Regulators overseas are generally sceptical of candling. Canada's national health authority has banned the sale of the candles for therapeutic benefits, pointing to a 1996 report that found a survey of 122 ear specialists revealed 21 cases of serious injury caused by candling, including one case of a punctured ear drum.
The US Federal Drug Administration has determined it is illegal to market the candles for therapeutic use, although in Europe, manufacturers sell candles bearing the 'CE marking', which is given to products that conform to health and safety requirements set out by the European Union.
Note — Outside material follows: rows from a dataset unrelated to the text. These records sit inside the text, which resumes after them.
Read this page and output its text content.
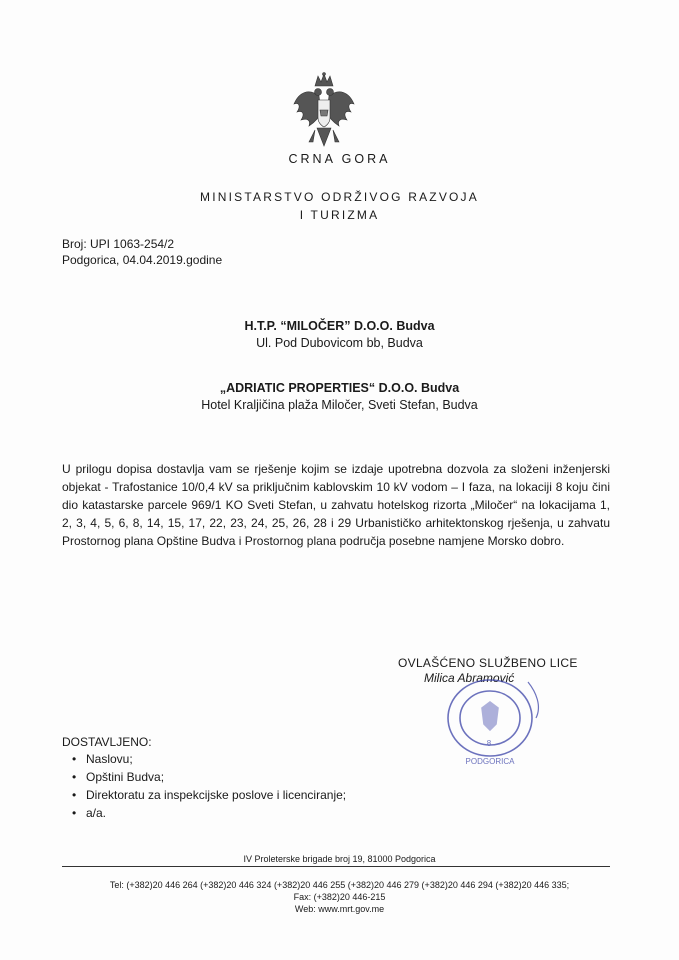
CRNA GORA
MINISTARSTVO ODRŽIVOG RAZVOJA
I TURIZMA
Broj: UPI 1063-254/2
Podgorica, 04.04.2019.godine
H.T.P. “MILOČER” D.O.O. Budva
Ul. Pod Dubovicom bb, Budva
„ADRIATIC PROPERTIES“ D.O.O. Budva
Hotel Kraljičina plaža Miločer, Sveti Stefan, Budva
U prilogu dopisa dostavlja vam se rješenje kojim se izdaje upotrebna dozvola za složeni inženjerski objekat - Trafostanice 10/0,4 kV sa priključnim kablovskim 10 kV vodom – I faza, na lokaciji 8 koju čini dio katastarske parcele 969/1 KO Sveti Stefan, u zahvatu hotelskog rizorta „Miločer“ na lokacijama 1, 2, 3, 4, 5, 6, 8, 14, 15, 17, 22, 23, 24, 25, 26, 28 i 29 Urbanističko arhitektonskog rješenja, u zahvatu Prostornog plana Opštine Budva i Prostornog plana područja posebne namjene Morsko dobro.
OVLAŠĆENO SLUŽBENO LICE
Milica Abramović
8
PODGORICA
DOSTAVLJENO:
• Naslovu;
• Opštini Budva;
• Direktoratu za inspekcijske poslove i licenciranje;
• a/a.
IV Proleterske brigade broj 19, 81000 Podgorica
Tel: (+382)20 446 264 (+382)20 446 324 (+382)20 446 255 (+382)20 446 279 (+382)20 446 294 (+382)20 446 335;
Fax: (+382)20 446-215
Web: www.mrt.gov.me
The chairman of the Federation of Beauty Industry in Hong Kong, Nelson Ip Sai-hung, insists candling is safe to both beauticians and clients. 'The pressure created by the heat in the procedures moves the dirt out of the ears instead of dropping it back to the eardrums. I have never heard of people suffering any injury to their ears from ear candling,' he said.
Dr Fung said that although the injuries appeared to be minor, they were completely avoidable.
'The beauticians who carry out this kind of so-called treatment should have some professional training and medical knowledge about the structure of ears and the potential health danger of carrying out candle waxing.'
He called for tighter government control over advertisements that carried health benefits from wax candling. 'All these claims are completely misleading. This kind of so-called treatment also poses potential health risks to consumers,' he said.
Michael Tong Chi-fai, chief of otorhinolaryngology at Chinese University, agreed the government should control beauty advertisements for wax candling before more people were injured.
He warned that patients with injuries in their ear drums would suffer from more severe inflammation and other infections if ashes fell into their ears.